Family and friends who put up the bail, U.S. Magistrate Judge Jean Rosenbluth said last week, stood to risk losing the money should Ahn flee.
“I spent a lot of time reading about you and I’m confident you’re going to do the right thing,” Rosenbluth was quoted as having told the former marine, adding that she had seen evidence from U.S. authorities that his life was in danger from the DPRK government.
Bail cannot not typically used in extradition cases outside of “special circumstances,” which Judge Rosenbluth has determined apply to Ahn’s case due to the nature of the evidence gathered and the reported threat to his life should be extradited.

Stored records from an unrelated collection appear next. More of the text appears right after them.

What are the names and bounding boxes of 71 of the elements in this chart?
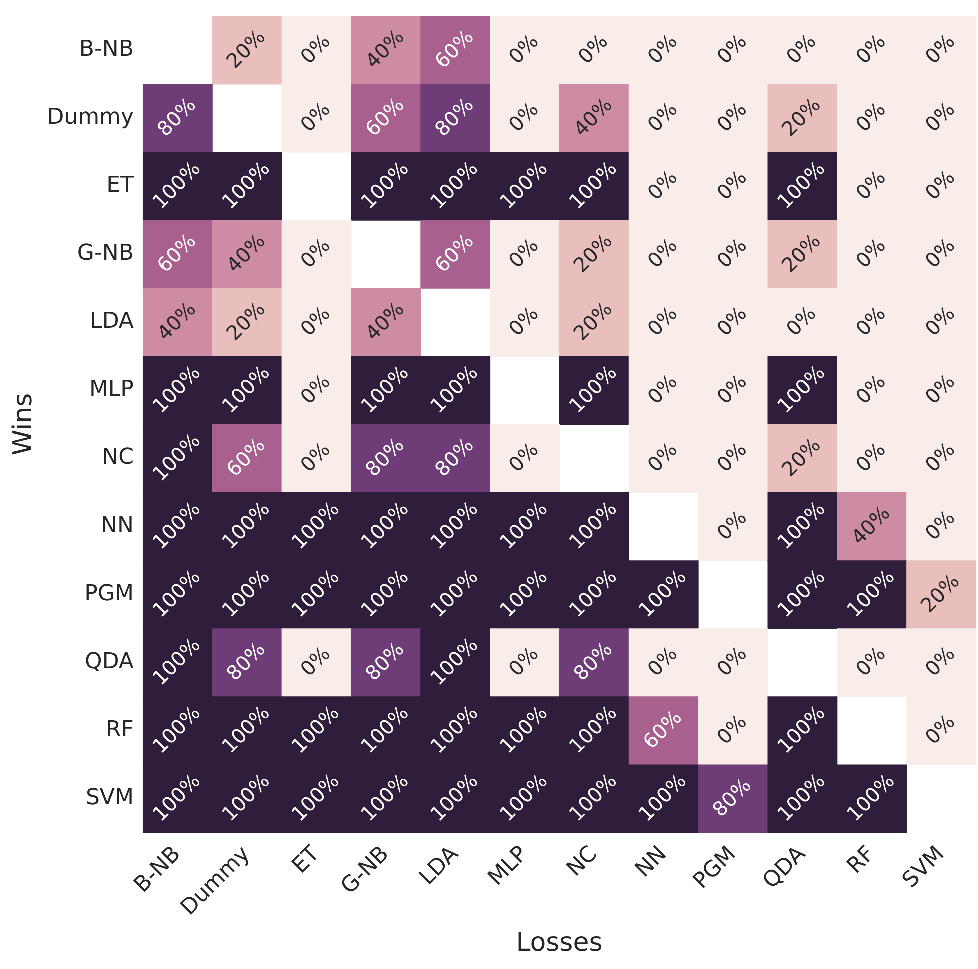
y-tick-label: NN: [101, 513, 134, 538]
data-label: 0%: [296, 97, 335, 137]
data-label: 0%: [712, 165, 752, 205]
data-label: 0%: [920, 29, 960, 69]
data-label: 0%: [296, 233, 335, 273]
data-label: 0%: [781, 301, 821, 341]
data-label: 0%: [850, 642, 890, 682]
data-label: 0%: [712, 710, 752, 750]
x-axis-title: Losses: [516, 928, 603, 958]
data-label: 0%: [850, 97, 890, 137]
data-label: 0%: [296, 438, 335, 477]
data-label: 0%: [642, 165, 682, 205]
data-label: 0%: [642, 97, 682, 137]
x-tick-label: LDA: [414, 842, 464, 890]
x-tick-label: ET: [288, 841, 326, 879]
data-label: 0%: [296, 29, 335, 69]
data-label: 0%: [850, 438, 890, 477]
y-tick-label: Dummy: [47, 104, 134, 130]
data-label: 0%: [712, 301, 752, 341]
data-label: 0%: [920, 642, 960, 682]
y-tick-label: RF: [106, 717, 134, 742]
data-label: 0%: [504, 97, 544, 137]
data-label: 0%: [296, 642, 335, 682]
data-label: 0%: [642, 29, 682, 69]
data-label: 0%: [642, 369, 682, 409]
x-tick-label: NN: [630, 842, 672, 883]
data-label: 0%: [296, 369, 335, 409]
data-label: 0%: [850, 29, 890, 69]
data-label: 0%: [920, 369, 960, 409]
data-label: 0%: [920, 165, 960, 205]
y-tick-label: SVM: [86, 785, 134, 810]
y-axis-title: Wins: [8, 393, 38, 456]
data-label: 0%: [920, 438, 960, 477]
data-label: 0%: [850, 165, 890, 205]
data-label: 0%: [642, 438, 682, 477]
data-label: 0%: [642, 642, 682, 682]
y-tick-label: B-NB: [79, 36, 134, 62]
data-label: 0%: [920, 97, 960, 137]
data-label: 0%: [920, 710, 960, 750]
data-label: 0%: [504, 438, 544, 477]
data-label: 0%: [504, 301, 544, 341]
data-label: 0%: [642, 233, 682, 273]
y-tick-label: MLP: [89, 377, 134, 402]
data-label: 0%: [850, 369, 890, 409]
data-label: 0%: [712, 369, 752, 409]
data-label: 0%: [712, 642, 752, 682]
data-label: 0%: [296, 301, 335, 341]
data-label: 0%: [712, 438, 752, 477]
y-tick-label: G-NB: [77, 241, 134, 266]
data-label: 0%: [712, 506, 752, 545]
data-label: 0%: [920, 233, 960, 273]
data-label: 0%: [850, 301, 890, 341]
y-tick-label: PGM: [84, 581, 134, 606]
y-tick-label: LDA: [90, 309, 134, 334]
data-label: 0%: [573, 29, 613, 69]
data-label: 0%: [712, 97, 752, 137]
y-tick-label: ET: [106, 173, 135, 198]
x-tick-label: NC: [562, 842, 602, 882]
data-label: 0%: [504, 642, 544, 682]
y-tick-label: NC: [102, 445, 134, 470]
data-label: 0%: [712, 233, 752, 273]
x-tick-label: RF: [842, 842, 880, 880]
data-label: 0%: [712, 29, 752, 69]
data-label: 0%: [504, 233, 544, 273]
data-label: 0%: [504, 29, 544, 69]
data-label: 0%: [920, 506, 960, 545]
data-label: 0%: [920, 301, 960, 341]
data-label: 0%: [642, 301, 682, 341]
data-label: 0%: [781, 29, 821, 69]
data-label: 0%: [850, 233, 890, 273]
y-tick-label: QDA: [85, 649, 134, 674]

“A special circumstance arises from the fact that much of the evidence supporting the arrest warrant, complaint, and formal request for extradition comes from diplomatic officials of the North Korean government, a country with which the United States does not have diplomatic relations,” a copy of the Judge’s order seen by NK News reads.
“The FBI has confirmed that the North Korean government has threatened his life,” it continued. “[Ahn] reasonably argues that because Spain has diplomatic relations with North Korea, he faces a worse risk to his safety in that country than he does here, where it is much more difficult for North Koreans to enter.”
Under the terms of his bail on Tuesday, Ahn is not permitted to make contact with his alleged accomplice Adrian Hong, who is now on the run from the U.S. Marshals Service.
The whereabouts of his other accomplices is unknown, with the South Korea government telling NK News this week that it had not received a request to extradite Woo Ran-lee, an ROK national tied to the case.
“With regard to the issue, the… foreign ministry has no information on extradition request from the Spanish government.”